Headroom sits between your application and the LLM provider. It intercepts requests, compresses the context, and forwards an optimized prompt. Use it as a transparent proxy (zero code changes), a Python function (compress()), or a framework integration (LangChain, LiteLLM, Agno).

What gets compressed

Headroom optimizes any data your agent injects into a prompt:

Tool outputs — shell commands, API calls, search results
Database queries — SQL results, key-value lookups
RAG retrievals — document chunks, embeddings results
File reads — code, logs, configs, CSVs
API responses — JSON, XML, HTML
Conversation history — long agent sessions with repetitive context

Quick Start

Python:

pip install "headroom-ai[all]"

TypeScript / Node.js:

npm install headroom-ai

Any agent — one function

Python:

from headroom import compress

result = compress(messages, model="claude-sonnet-4-5-20250929")
response = client.messages.create(model="claude-sonnet-4-5-20250929", messages=result.messages)
print(f"Saved {result.tokens_saved} tokens ({result.compression_ratio:.0%})")

TypeScript:

import { compress } from 'headroom-ai';

const result = await compress(messages, { model: 'gpt-4o' });
const response = await openai.chat.completions.create({ model: 'gpt-4o', messages: result.messages });
console.log(`Saved ${result.tokensSaved} tokens`);

Works with any LLM client — Anthropic, OpenAI, LiteLLM, Bedrock, Vercel AI SDK, or your own code.

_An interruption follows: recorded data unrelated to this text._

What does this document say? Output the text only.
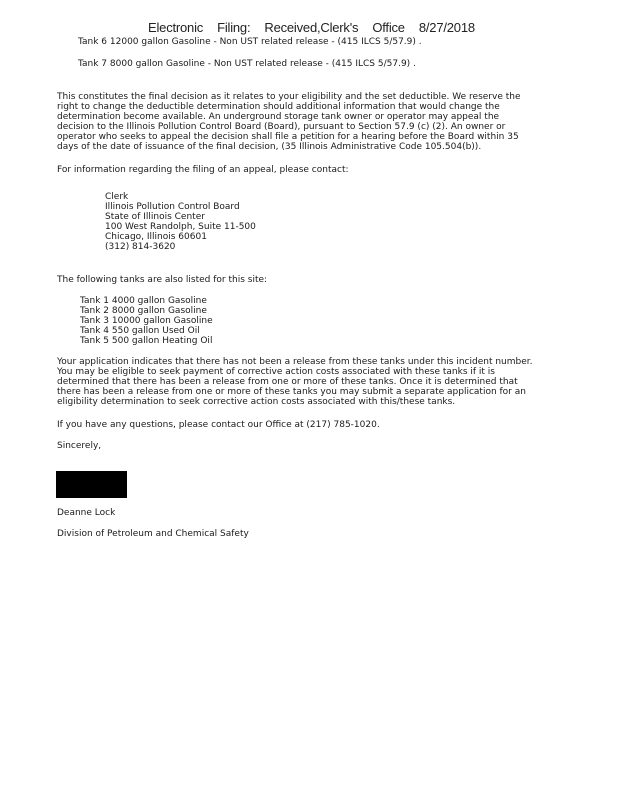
Electronic Filing: Received,Clerk's Office 8/27/2018
Tank 6 12000 gallon Gasoline - Non UST related release - (415 ILCS 5/57.9) .
Tank 7 8000 gallon Gasoline - Non UST related release - (415 ILCS 5/57.9) .
This constitutes the final decision as it relates to your eligibility and the set deductible. We reserve the
right to change the deductible determination should additional information that would change the
determination become available. An underground storage tank owner or operator may appeal the
decision to the Illinois Pollution Control Board (Board), pursuant to Section 57.9 (c) (2). An owner or
operator who seeks to appeal the decision shall file a petition for a hearing before the Board within 35
days of the date of issuance of the final decision, (35 Illinois Administrative Code 105.504(b)).
For information regarding the filing of an appeal, please contact:
Clerk
Illinois Pollution Control Board
State of Illinois Center
100 West Randolph, Suite 11-500
Chicago, Illinois 60601
(312) 814-3620
The following tanks are also listed for this site:
Tank 1 4000 gallon Gasoline
Tank 2 8000 gallon Gasoline
Tank 3 10000 gallon Gasoline
Tank 4 550 gallon Used Oil
Tank 5 500 gallon Heating Oil
Your application indicates that there has not been a release from these tanks under this incident number.
You may be eligible to seek payment of corrective action costs associated with these tanks if it is
determined that there has been a release from one or more of these tanks. Once it is determined that
there has been a release from one or more of these tanks you may submit a separate application for an
eligibility determination to seek corrective action costs associated with this/these tanks.
If you have any questions, please contact our Office at (217) 785-1020.
Sincerely,
Deanne Lock
Division of Petroleum and Chemical Safety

Any agent — proxy (zero code changes)

headroom proxy --port 8787

# Point any LLM client at the proxy
ANTHROPIC_BASE_URL=http://localhost:8787 your-app
OPENAI_BASE_URL=http://localhost:8787/v1 your-app

Works with any language, any tool, any framework. Proxy docs

Coding agents — one command

headroom wrap claude       # Starts proxy + launches Claude Code
headroom wrap codex        # Starts proxy + launches OpenAI Codex CLI
headroom wrap aider        # Starts proxy + launches Aider
headroom wrap cursor       # Starts proxy + prints Cursor config

Headroom starts a proxy, points your tool at it, and compresses everything automatically.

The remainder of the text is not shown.